Segundo Granemann (2007), é possível entender que a remuneração da força de trabalho subordina-se ao Contrato de Gestão que cada Fundação Estatal for capaz de estabelecer com o próprio Estado, pois, cada fundação terá seu próprio quadro de pessoal e, por conseqüência seu plano de carreira, emprego e salários. Desta forma, abandona-se o projeto de construção de uma carreira única para os profissionais de saúde. “Esta medida atinge de modo contundente a organização da força de trabalho porque a fragmenta e a torna frágil para lutar por melhores condições de vida [...]” (GRANEMANN, 2007, p.46).

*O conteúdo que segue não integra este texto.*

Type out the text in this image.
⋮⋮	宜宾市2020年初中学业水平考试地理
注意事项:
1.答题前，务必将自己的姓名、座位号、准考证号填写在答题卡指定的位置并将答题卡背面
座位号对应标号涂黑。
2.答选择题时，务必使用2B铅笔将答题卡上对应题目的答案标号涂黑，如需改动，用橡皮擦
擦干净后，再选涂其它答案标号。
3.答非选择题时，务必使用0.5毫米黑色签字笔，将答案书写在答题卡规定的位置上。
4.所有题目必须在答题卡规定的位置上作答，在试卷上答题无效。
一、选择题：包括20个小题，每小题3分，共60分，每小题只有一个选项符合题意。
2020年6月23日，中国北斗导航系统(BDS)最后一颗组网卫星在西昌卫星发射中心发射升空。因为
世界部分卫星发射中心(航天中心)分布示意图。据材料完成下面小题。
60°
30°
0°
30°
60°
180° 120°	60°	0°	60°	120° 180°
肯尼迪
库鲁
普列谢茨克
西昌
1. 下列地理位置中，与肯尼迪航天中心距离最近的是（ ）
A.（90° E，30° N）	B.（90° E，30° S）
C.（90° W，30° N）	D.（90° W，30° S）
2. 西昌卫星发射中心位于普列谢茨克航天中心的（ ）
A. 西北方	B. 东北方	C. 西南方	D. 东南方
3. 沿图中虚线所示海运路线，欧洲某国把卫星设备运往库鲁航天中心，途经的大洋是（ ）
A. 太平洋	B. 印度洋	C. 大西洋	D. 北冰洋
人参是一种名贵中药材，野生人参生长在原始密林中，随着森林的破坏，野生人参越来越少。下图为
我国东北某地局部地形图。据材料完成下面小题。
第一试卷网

Concordamos com Granemann (2007) ao afirmar que “as fundações no âmbito das políticas sociais são mais graves ainda que todas as privatizações realizadas no período anterior, porque elas atingem direta e profundamente a sobrevivência e as possibilidades de reprodução, não só física, mas consciente politizada da classe trabalhadora”.[2]
Proposta rejeitada pelas instâncias de Controle Social
As instâncias de Controle Social do SUS – as Conferências Nacionais de Saúde (8ª, 10ª, 11ª, 12ª e 13ª) e o Conselho Nacional de Saúde - já deliberaram em defesa do modelo de gestão já consagrado na legislação do SUS: descentralizado, com comando único em cada esfera de governo e com pactuação da política entre as mesmas; com uma rede regionalizada e hierarquizada de serviços, conforme a complexidade da atenção à saúde, sob comando único; com acesso universal e com integralidade da atenção à saúde; com financiamento tripartite; com controle social através da participação social através das Conferências e Conselhos que definem, acompanham e fiscalizam a política de saúde e a utilização de seus recursos.
O Conselho Nacional de Saúde recusou a proposta de Fundação Estatal para o Sistema Único de Saúde, em sua 174ª Reunião, de 13 de junho de 2007.
Resistência às Fundações
No estado de Alagoas está sob ameaça de ser transformada em Fundações Estatais de Direito Privado ou Organização Social de Saúde-OSS, a UNCISAL e o complexo hospitalar de Alagoas (Hospital Geral, Maternidade Escola Santa Mônica, Hospital de Doenças Tropicais Dr. Hélvio Auto, Hospital Portugal Ramalho, além de outros hospitais do interior), e o Hospital Universitário da UFAL.
As organizações da sociedade civil, sindicatos, conselheiros e usuários das diversas políticas sociais, estudantes, alguns gestores e alguns parlamentares se manifestaram contrários a esta iniciativa ao criarem Fórum contra as Fundações Estatais de Direito Privado e em Defesa do Serviço Público e dos Direitos Sociais, que vem desenvolvendo atividades educativas e de resistência aos denominados “novos modelos de gestão do SUS”, que beneficiam o setor privado, prejudicam os trabalhadores, impedem o controle social.
Defende-se a efetivação do SUS, através do modelo de gestão já assegurado na sua legislação, pois os problemas enfrentados pelo SUS não estão centrados no seu modelo de gestão, pelo contrário, a não viabilização dos meios necessários à efetivação deste modelo é que se constitui o problema a ser enfrentado.
[1] Professora Doutora da Faculdade de Serviço Social/UFAL. Coordenadora do Grupo de Pesquisa e Extensão Políticas Públicas, Controle Social e Movimentos Sociais. Integra o Fórum Permanente contra as Fundações Estatais de Direito Privado e em Defesa do Serviço Público e dos Direitos Sociais.
[2] GRANEMANN, Sara. Fundações Estatais: projeto de Estado do capital. In: BRAVO, Maria Inês Souza [et al.] Política de saúde na atual conjuntura: modelos de gestão e a agenda para a saúde. 1ª ed., Rio de Janeiro: UERJ, Rede Sirius, 2007.